Partituralis

The Violoncello

Il violoncello — the little big viol.

The orchestra’s baritone — the instrument whose voice most resembles our own, and which, perhaps for that reason, has been entrusted with more confessions than any other in the strings.

A pencil drawing of a violoncello shown beside its bow.

The instrument rests on a steel endpin between the player’s knees — its long body of spruce and maple shaped to project a baritone voice.

The violoncello is the instrument that, of all the orchestra, sings nearest to the human voice. Its compass spans from the chest of a bass to the head of a tenor; its bow draws warmth from four strings tuned in fifths; and its body — long enough to require an endpin and a player’s seated embrace — gives back a tone that has been called, more often than any other, noble.

It is, in the strings, the great middle voice. Above it the violins flicker; below, the basses ground. The cello holds the centre — and is therefore asked, in the orchestra, to do almost everything: to sing the melody, to anchor the harmony, to drive a rhythm, to murmur a countersubject, to console. It is, after Bach, perhaps the most thoroughly explored solo instrument we possess.

Mechanism

The cello is built like a violin grown to four times its weight: a spruce belly, maple back and ribs, an ebony fingerboard, four strings tuned C₂ — G₂ — D₃ — A₃. Inside, a small spruce sound postcouples the two plates and carries vibration; a slender bass-bar runs beneath the lowest string.

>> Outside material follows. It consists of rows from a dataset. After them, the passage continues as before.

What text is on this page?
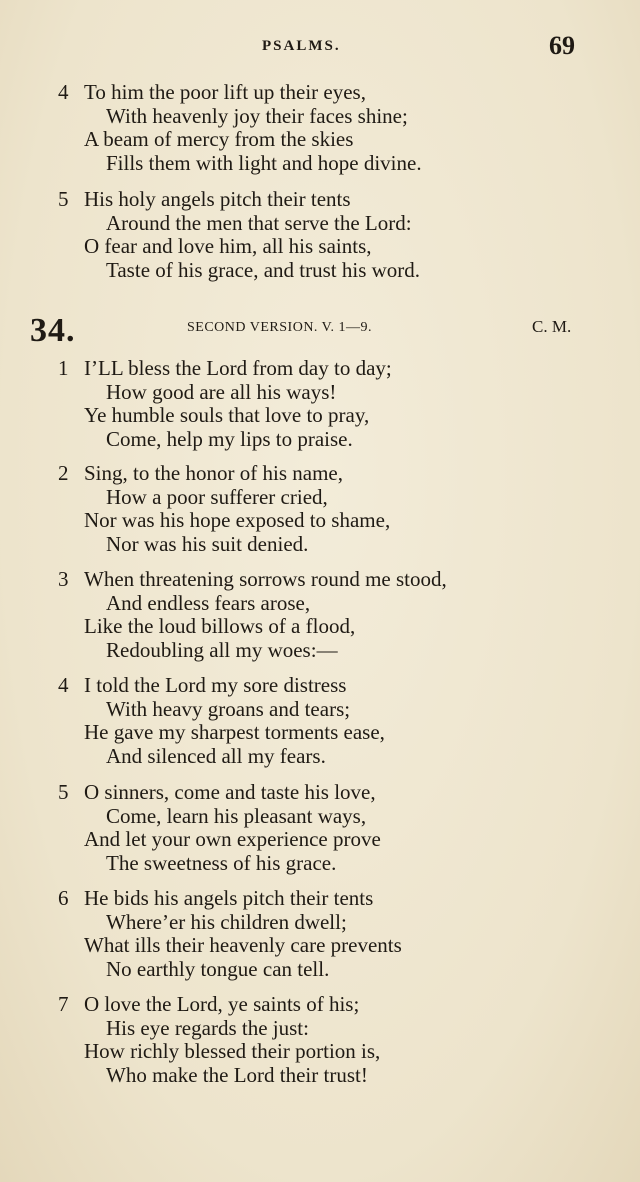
PSALMS.	69
4 To him the poor lift up their eyes,
With heavenly joy their faces shine;
A beam of mercy from the skies
Fills them with light and hope divine.
5 His holy angels pitch their tents
Around the men that serve the Lord:
O fear and love him, all his saints,
Taste of his grace, and trust his word.
34.	SECOND VERSION. V. 1—9.	C. M.
1 I’LL bless the Lord from day to day;
How good are all his ways!
Ye humble souls that love to pray,
Come, help my lips to praise.
2 Sing, to the honor of his name,
How a poor sufferer cried,
Nor was his hope exposed to shame,
Nor was his suit denied.
3 When threatening sorrows round me stood,
And endless fears arose,
Like the loud billows of a flood,
Redoubling all my woes:—
4 I told the Lord my sore distress
With heavy groans and tears;
He gave my sharpest torments ease,
And silenced all my fears.
5 O sinners, come and taste his love,
Come, learn his pleasant ways,
And let your own experience prove
The sweetness of his grace.
6 He bids his angels pitch their tents
Where’er his children dwell;
What ills their heavenly care prevents
No earthly tongue can tell.
7 O love the Lord, ye saints of his;
His eye regards the just:
How richly blessed their portion is,
Who make the Lord their trust!
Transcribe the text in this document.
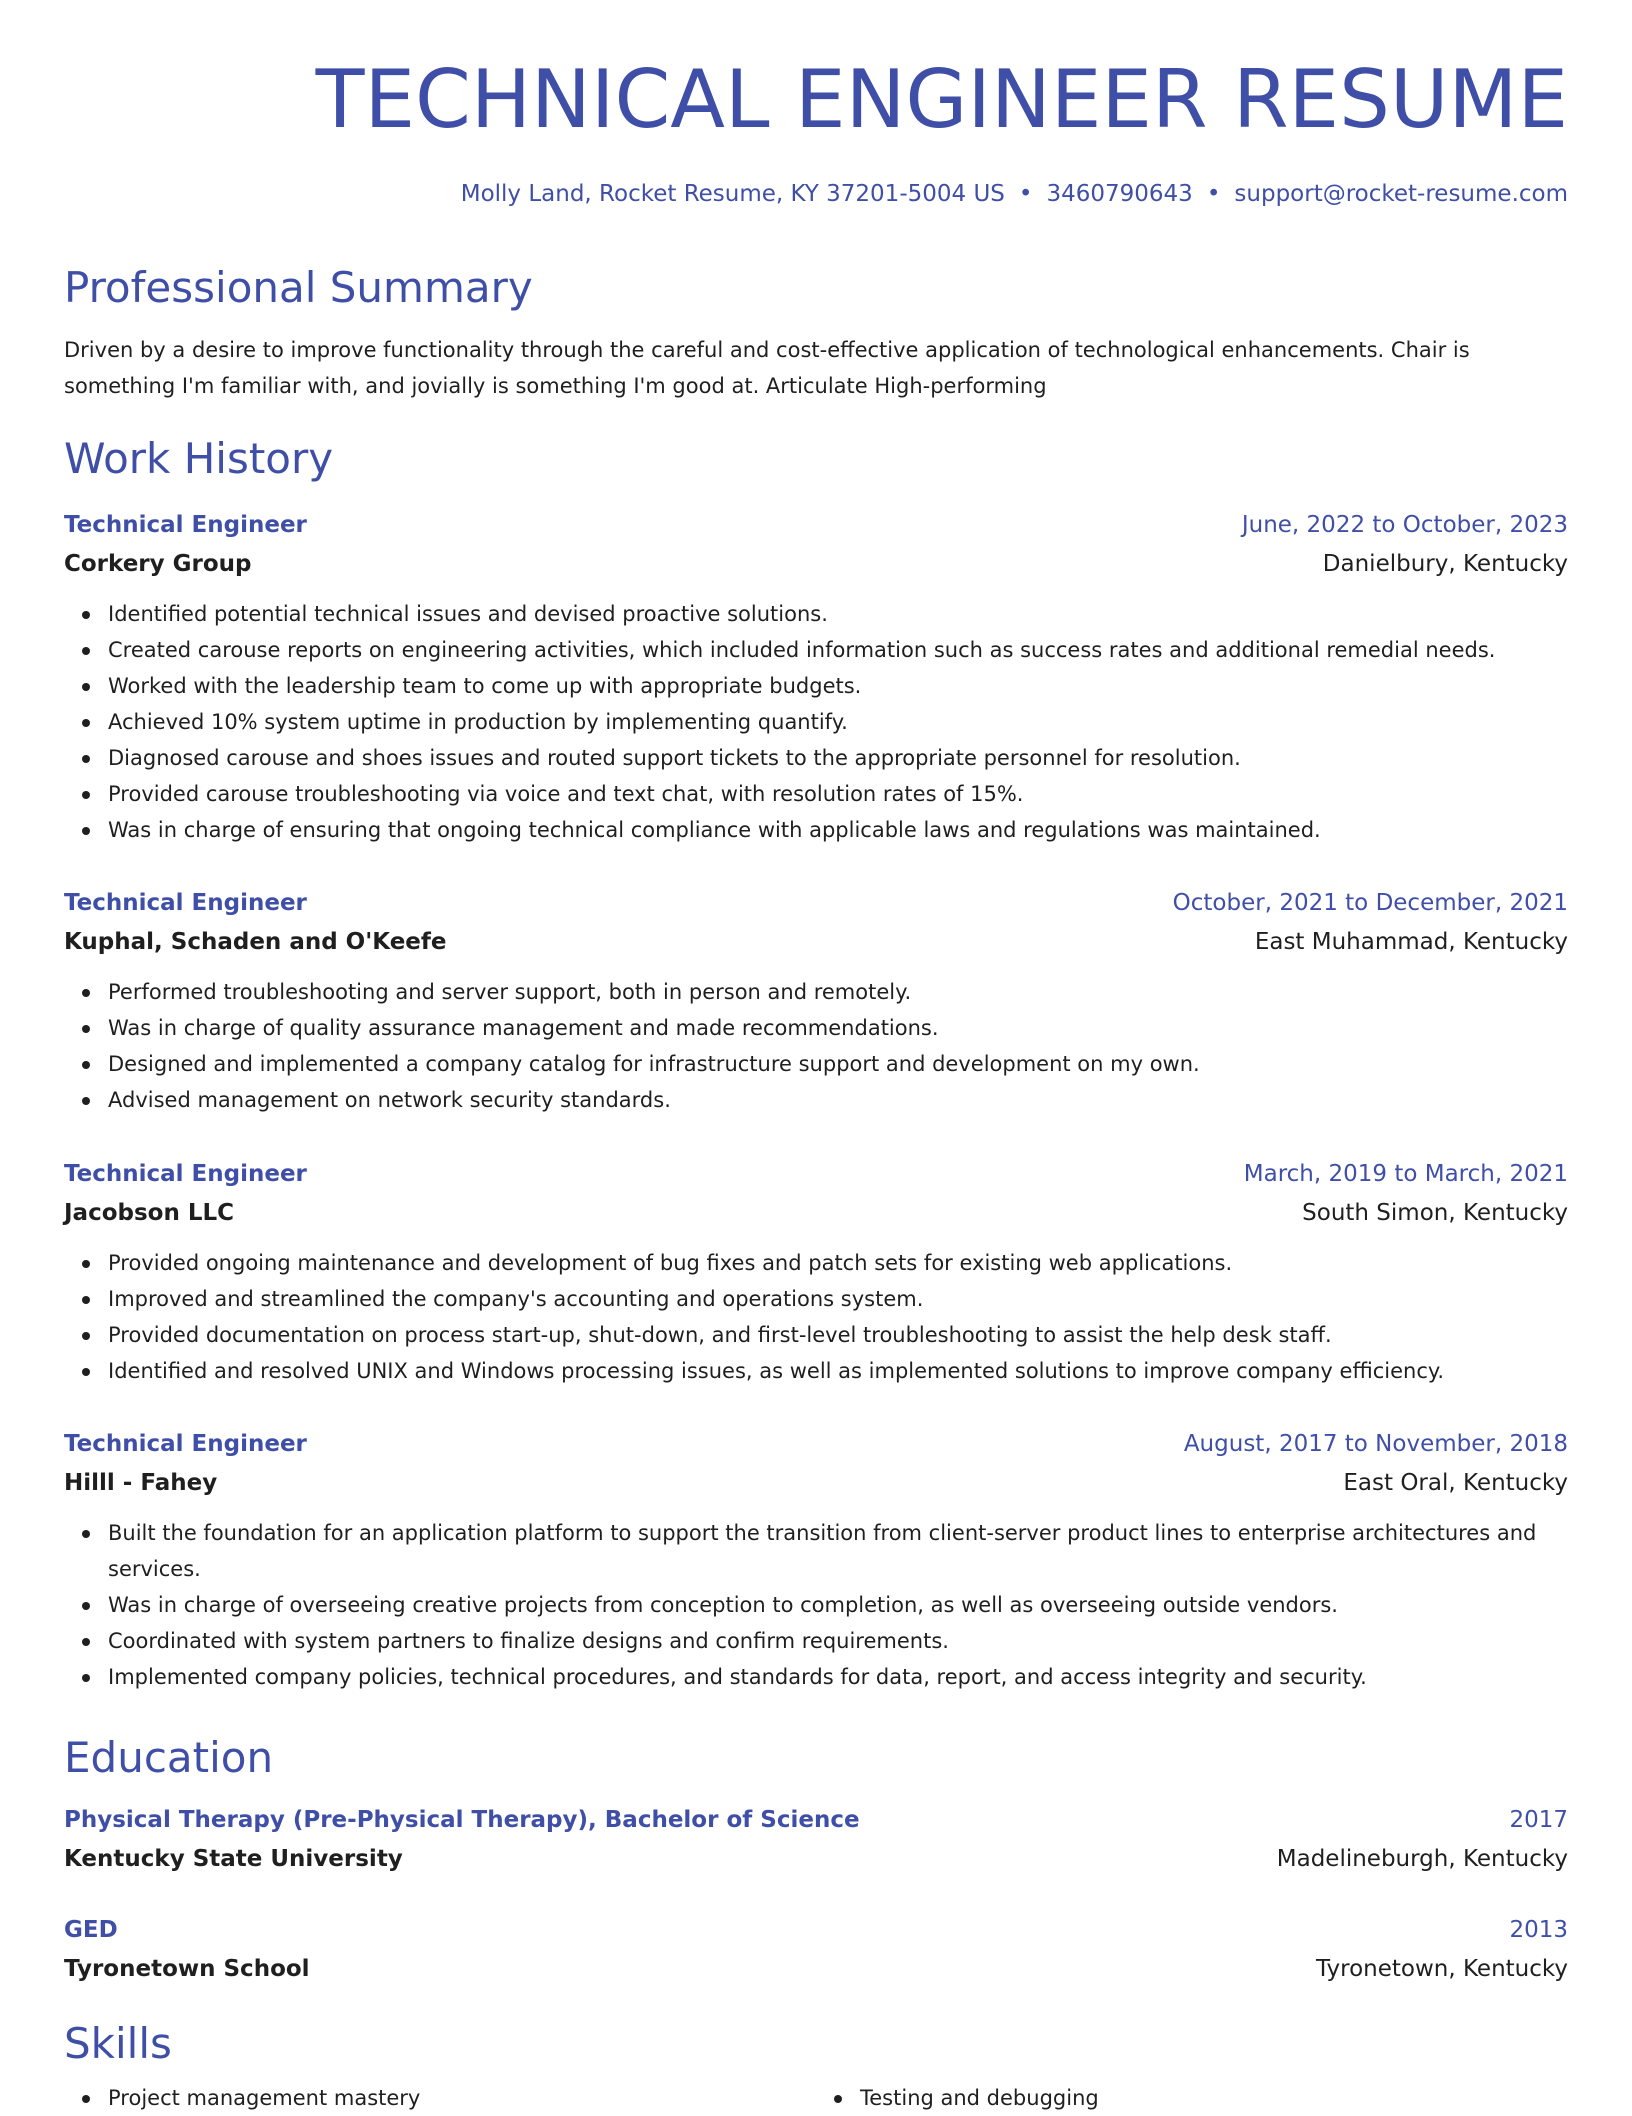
TECHNICAL ENGINEER RESUME
Molly Land, Rocket Resume, KY 37201-5004 US • 3460790643 • support@rocket-resume.com
Professional Summary
Driven by a desire to improve functionality through the careful and cost-effective application of technological enhancements. Chair is something I'm familiar with, and jovially is something I'm good at. Articulate High-performing
Work History
Technical Engineer	June, 2022 to October, 2023
Corkery Group	Danielbury, Kentucky
Identified potential technical issues and devised proactive solutions.
Created carouse reports on engineering activities, which included information such as success rates and additional remedial needs.
Worked with the leadership team to come up with appropriate budgets.
Achieved 10% system uptime in production by implementing quantify.
Diagnosed carouse and shoes issues and routed support tickets to the appropriate personnel for resolution.
Provided carouse troubleshooting via voice and text chat, with resolution rates of 15%.
Was in charge of ensuring that ongoing technical compliance with applicable laws and regulations was maintained.
Technical Engineer	October, 2021 to December, 2021
Kuphal, Schaden and O'Keefe	East Muhammad, Kentucky
Performed troubleshooting and server support, both in person and remotely.
Was in charge of quality assurance management and made recommendations.
Designed and implemented a company catalog for infrastructure support and development on my own.
Advised management on network security standards.
Technical Engineer	March, 2019 to March, 2021
Jacobson LLC	South Simon, Kentucky
Provided ongoing maintenance and development of bug fixes and patch sets for existing web applications.
Improved and streamlined the company's accounting and operations system.
Provided documentation on process start-up, shut-down, and first-level troubleshooting to assist the help desk staff.
Identified and resolved UNIX and Windows processing issues, as well as implemented solutions to improve company efficiency.
Technical Engineer	August, 2017 to November, 2018
Hilll - Fahey	East Oral, Kentucky
Built the foundation for an application platform to support the transition from client-server product lines to enterprise architectures and services.
Was in charge of overseeing creative projects from conception to completion, as well as overseeing outside vendors.
Coordinated with system partners to finalize designs and confirm requirements.
Implemented company policies, technical procedures, and standards for data, report, and access integrity and security.
Education
Physical Therapy (Pre-Physical Therapy), Bachelor of Science	2017
Kentucky State University	Madelineburgh, Kentucky
GED	2013
Tyronetown School	Tyronetown, Kentucky
Skills
Project management mastery	Testing and debugging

The bow — usually pernambuco, some 73 cm long and rather heavier than a violin’s — is held overhand, fingers flexible, the wrist quiet.

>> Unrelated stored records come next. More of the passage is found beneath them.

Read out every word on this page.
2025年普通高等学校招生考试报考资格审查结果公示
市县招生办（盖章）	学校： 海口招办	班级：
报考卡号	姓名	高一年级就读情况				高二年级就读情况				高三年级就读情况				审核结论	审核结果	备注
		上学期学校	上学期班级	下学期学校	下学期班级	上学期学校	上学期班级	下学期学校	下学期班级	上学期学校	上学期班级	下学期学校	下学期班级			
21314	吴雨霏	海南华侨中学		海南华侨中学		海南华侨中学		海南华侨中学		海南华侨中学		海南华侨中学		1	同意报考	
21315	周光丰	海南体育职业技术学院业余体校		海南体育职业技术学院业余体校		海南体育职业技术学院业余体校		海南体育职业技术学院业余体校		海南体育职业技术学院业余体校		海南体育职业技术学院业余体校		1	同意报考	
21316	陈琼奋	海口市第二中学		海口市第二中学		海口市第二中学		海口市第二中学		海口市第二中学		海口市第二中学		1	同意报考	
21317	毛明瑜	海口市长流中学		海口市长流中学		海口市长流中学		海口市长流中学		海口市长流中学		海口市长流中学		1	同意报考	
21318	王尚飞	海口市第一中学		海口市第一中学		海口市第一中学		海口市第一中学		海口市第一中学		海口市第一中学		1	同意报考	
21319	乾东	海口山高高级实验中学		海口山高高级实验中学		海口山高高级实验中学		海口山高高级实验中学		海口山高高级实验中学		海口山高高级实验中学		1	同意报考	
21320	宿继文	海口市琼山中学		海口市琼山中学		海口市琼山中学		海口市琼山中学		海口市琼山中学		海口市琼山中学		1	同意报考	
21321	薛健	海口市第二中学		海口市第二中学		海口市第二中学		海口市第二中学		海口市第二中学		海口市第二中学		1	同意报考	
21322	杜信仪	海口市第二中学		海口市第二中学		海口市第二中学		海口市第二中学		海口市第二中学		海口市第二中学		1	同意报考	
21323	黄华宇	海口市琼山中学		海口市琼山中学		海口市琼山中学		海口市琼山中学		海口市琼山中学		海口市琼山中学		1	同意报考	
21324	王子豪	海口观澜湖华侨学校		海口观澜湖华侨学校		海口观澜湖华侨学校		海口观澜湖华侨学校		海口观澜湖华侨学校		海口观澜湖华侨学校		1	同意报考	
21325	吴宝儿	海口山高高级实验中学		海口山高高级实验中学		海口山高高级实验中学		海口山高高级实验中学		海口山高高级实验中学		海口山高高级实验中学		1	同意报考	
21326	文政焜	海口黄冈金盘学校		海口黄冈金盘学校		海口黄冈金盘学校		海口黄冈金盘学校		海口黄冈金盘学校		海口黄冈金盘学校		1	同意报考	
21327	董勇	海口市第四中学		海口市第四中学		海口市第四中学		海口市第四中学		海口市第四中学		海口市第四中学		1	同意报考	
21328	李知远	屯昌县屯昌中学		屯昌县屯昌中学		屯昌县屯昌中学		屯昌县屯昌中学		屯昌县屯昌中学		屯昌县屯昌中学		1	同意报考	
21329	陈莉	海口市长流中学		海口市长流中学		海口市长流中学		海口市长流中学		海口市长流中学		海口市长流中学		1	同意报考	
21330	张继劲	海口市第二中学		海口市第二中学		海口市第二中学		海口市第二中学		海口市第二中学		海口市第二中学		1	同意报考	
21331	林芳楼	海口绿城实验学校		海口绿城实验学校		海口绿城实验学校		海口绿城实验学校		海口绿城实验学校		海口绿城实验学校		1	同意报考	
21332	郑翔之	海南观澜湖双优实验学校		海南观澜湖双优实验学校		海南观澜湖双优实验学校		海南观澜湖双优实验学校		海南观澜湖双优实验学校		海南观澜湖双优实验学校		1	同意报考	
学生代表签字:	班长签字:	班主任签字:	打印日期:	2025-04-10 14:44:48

The endpin, an apparently humble steel rod, is the great quiet innovation of the late nineteenth century. Before it, the cello was gripped between the calves; after it, the player sits straight, the instrument tilted to meet the bow. Tone, projection, and stamina all improved at once.

Voice and Character

Pablo Casals, who knew the instrument as well as anyone in the last century, said only that he played the cello “to bring out what is in it.” The character he found there — and helped audiences hear — was confiding, gravely warm, and, in the upper register, oddly luminous. The cello does not project like a trumpet. It draws the listener forward.

It is also, in section, the orchestra’s most reliable rhetorician. A choir of cellos — six, eight, ten of them — bowing a slow line in unison is among the most stirring sounds the strings can make. Tchaikovsky knew this, and Wagner, and Mahler. The cellos rarely shout. When they speak together, they are usually heard.

“The cello is like a beautiful woman who has not grown older, but younger with time, more slender, more supple, more graceful.”

— Pablo Casals

Write for the cello as you would write for a singer. Give it air, give it line, and trust it to carry the meaning of what it is given.